The rain may have ruined some of the other plans that I had for today, but it was not going to ruin my breakfast. I rummaged through my fridge and found the only three ingredients that should ever be placed in an omelette: smoked salmon, cream cheese, and fresh dill. Smoked salmon is most likely my favorite food and it pairs perfectly with cream cheese and dill. I decided to challenge myself slightly, so I made a French omelette instead of the classic American omelette. There are 4 key differences between these two omelettes: French omelettes are always rolled and not folded, a French omelette can not have any color, the egg must be in very small curds, and lastly French omelettes always have the filling inside the omelette and not within the egg. To me, French omelettes are just prettier and slightly pretentious.
A nice juicy tangelo accompanied my omelette.
When I was growing up my grandfather had a tangelo tree, and they were so juicy you could jam a straw in one and drink the juice right out of the fruit. While the tangelo was quite sweet and juicy, it wasn't as good as the ones my grandpa grew.
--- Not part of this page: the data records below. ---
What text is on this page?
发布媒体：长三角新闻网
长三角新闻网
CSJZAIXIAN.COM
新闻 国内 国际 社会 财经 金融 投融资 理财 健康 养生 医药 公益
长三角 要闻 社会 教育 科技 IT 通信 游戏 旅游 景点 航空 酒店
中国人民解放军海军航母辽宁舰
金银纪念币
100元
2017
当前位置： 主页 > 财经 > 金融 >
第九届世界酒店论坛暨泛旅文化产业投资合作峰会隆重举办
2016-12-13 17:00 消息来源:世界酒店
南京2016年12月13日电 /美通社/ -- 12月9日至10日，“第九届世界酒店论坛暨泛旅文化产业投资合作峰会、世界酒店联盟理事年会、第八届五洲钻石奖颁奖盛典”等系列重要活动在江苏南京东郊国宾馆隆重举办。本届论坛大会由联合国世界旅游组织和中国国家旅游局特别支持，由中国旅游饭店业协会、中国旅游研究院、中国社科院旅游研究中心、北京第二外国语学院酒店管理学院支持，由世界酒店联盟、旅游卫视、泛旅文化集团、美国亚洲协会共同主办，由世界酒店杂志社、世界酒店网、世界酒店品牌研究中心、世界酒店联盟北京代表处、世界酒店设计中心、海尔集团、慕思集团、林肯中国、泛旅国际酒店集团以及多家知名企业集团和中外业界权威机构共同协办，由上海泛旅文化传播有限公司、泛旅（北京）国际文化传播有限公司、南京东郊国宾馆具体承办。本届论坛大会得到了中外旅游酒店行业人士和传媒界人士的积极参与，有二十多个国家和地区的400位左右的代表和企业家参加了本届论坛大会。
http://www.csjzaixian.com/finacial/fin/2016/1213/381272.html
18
How to make the perfect french omelette:
It is very important to use the right size pan or else there will be not enough or to much egg in the pan, which will make it nearly impossible to make a decent omelette. I like to use three eggs in a small, omelette pan. It is very important that the pan you use is non-stick. Crack the eggs into a bowl and beat the egg until it is one homogenous mixture, make sure you season! Then place some clarified butter or neutral cooking oil in the pan. The pan needs to be very hot when you make the omelette. Poor the egg in the pan, and stir rapidly using chopsticks until very small curds are achieved and the egg is almost cooked. Then turn off the heat and tap the pan on the burner hard but don't slam it. This step is very important because it creates the skin of the omelette. This is when you would add any filling you would like. If you want vegetables or meat make sure they are cooked before adding. Then roll the omelette using a rubber spatula, it is basically going to be a trifold roll. The hardest part for me is rolling the omelette seam side down on the plate. Remember though, you can always move it around when it is on the plate to fix the presentation. Also, if the omelette rips, which is very likely, you can just cover it up with a sauce or garnish, and no one will know!